For chunk generation, we're going to use FFmpeg. This script is relatively simple, so I'll explain what's going on in two segments rather than line by line.

Firstly, we go looking for the split times in the csv. It's not an elegant approach, but I don't use bash for tasks like this very often. We need to drop the first 15 characters to get just a list of every split location we want.

Secondly, we do the heavy lifting in FFmpeg. We ask FFmpeg to generate presentation timestamps with -fflags +genpts, create new keyframes exactly on the slices we generated with -force_key_frames:v $timec, and encode the video using AV1 with -c:v libaom-av1 ....

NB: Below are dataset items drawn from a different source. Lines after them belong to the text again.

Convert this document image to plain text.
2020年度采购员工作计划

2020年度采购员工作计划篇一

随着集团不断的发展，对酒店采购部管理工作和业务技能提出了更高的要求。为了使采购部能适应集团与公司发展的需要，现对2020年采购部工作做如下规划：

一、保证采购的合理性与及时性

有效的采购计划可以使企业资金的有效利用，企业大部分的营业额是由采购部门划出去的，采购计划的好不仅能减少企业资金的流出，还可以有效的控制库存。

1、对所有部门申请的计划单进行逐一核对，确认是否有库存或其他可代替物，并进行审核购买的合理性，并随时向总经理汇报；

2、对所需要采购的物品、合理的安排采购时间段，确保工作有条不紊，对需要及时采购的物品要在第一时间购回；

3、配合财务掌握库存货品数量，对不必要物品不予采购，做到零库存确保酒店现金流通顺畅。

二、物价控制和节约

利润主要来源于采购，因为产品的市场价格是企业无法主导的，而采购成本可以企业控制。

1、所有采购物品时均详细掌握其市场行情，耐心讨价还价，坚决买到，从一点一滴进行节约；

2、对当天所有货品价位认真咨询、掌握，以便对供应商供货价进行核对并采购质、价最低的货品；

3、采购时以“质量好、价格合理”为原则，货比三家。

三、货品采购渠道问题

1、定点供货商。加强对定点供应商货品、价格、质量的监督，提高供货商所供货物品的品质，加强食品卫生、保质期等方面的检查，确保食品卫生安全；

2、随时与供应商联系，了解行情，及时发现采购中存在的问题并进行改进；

for filename in "$splitFolder"*.csv; do
  echo "$filename"
  timecode=$(head -n 1 "$filename")
done

timec=${timecode:15}

ffmpeg -fflags +genpts -i "$1" -map 0 -force_key_frames:v "$timec" -c:v libaom-av1 -pix_fmt yuv444p10le -r $3 -g $4 -crf 36 -row-mt 1 -b:v 0k -threads 12 -denoise-noise-level 0 -cpu-used 6 -c:a copy -f segment -segment_times "$timec" -segment_format mp4 -reset_timestamps 1 "$splitFolder/chunk_%08d.$intermedFormat"

The rest of the settings are directly related to the encoding process, so let's cover them here.

pix_fmt is used here to specify that we a certain pixel format. In my case, I want to match my input forcefully with 10-bit little-endian yuv444.

r is used to set the framerate, and g is used to set the keyframe frequency. I set these to 30 and 150 respectively for 30FPS content.

crf specifies our quality setting. For the content I'm handling, I've found 36 for 2560x1440 content to be reasonable. If you're doing 1920x1080, you may want to lower this. In the future, when AV1 encoders are common, you can probably lower this even further than decrease cpu-used to keep the file size in check.

row-mt apparently enables multithreading. AOM's encoder doesn't saturate anything I've tested it on, so I'm going by the documentation.

b:v sets the bitrate. Setting it to 0 makes crf's behaviour mirror that of H264.

threads unsurprisingly sets the number of threads the process can use.

denoise-noise-level sets the scale of the denoiser and the noise generation on playback. This is set to 0 due to the considerable performance impact.

cpu-used controls the amount of CPU time used by the encoder per frame. This setting affects the file size and the encode time. Increasing it will increase encode time and should decrease file size. The reverse is also true.

-c:a copy tells ffmpeg to copy the audio track without encoding.

-f segment selects the segment filter.

-segment_times is the second half of the -force_key_frames:v parameter we passed earlier. This parameter does the actual segmentation of the video at the same timestamps as we forced FFmpeg to keyframe. This allows us to stitch these chunks back together relatively easily. The final parameter needs to have a %XXd in the name to generate segments. I've used %08d to avoid incorrect ordering in the next stage as some of my transcodes exceeded %03d.

reset_timestamps resets the base time to 0 on the chunks so our stitch functions correctly.

Stitching It Back Together

FFmpeg will also do the stitching for us. Segment has a equal-and-opposite filter called Concat that we can use to undo the segmentation.

Before we call FFmpeg, however, we need to generate a list of the chunks. Our earlier %08d means Linux will conveniently list them in order, so we just iterate over them and append them to a list.

FFmpeg then gets called with copy codecs for both the audio and video tracks. Note that you can pass flags you want to show up in the final output here, such as I have done with -movflags +faststart.

echo "# Start" > "$splitFolder/list.txt"
for filename in "$splitFolder"*.$intermedFormat; do
  echo "file '$filename'" >> "$splitFolder/list.txt"
done

ffmpeg -f concat -safe 0 -i "$splitFolder/list.txt" -c:v copy -fps_mode:v passthrough -movflags +faststart -c:a copy "$outname"

I should note that you may or may not need -fps_mode:v passthrough in practice, but it's a leftover from when I was debugging something else.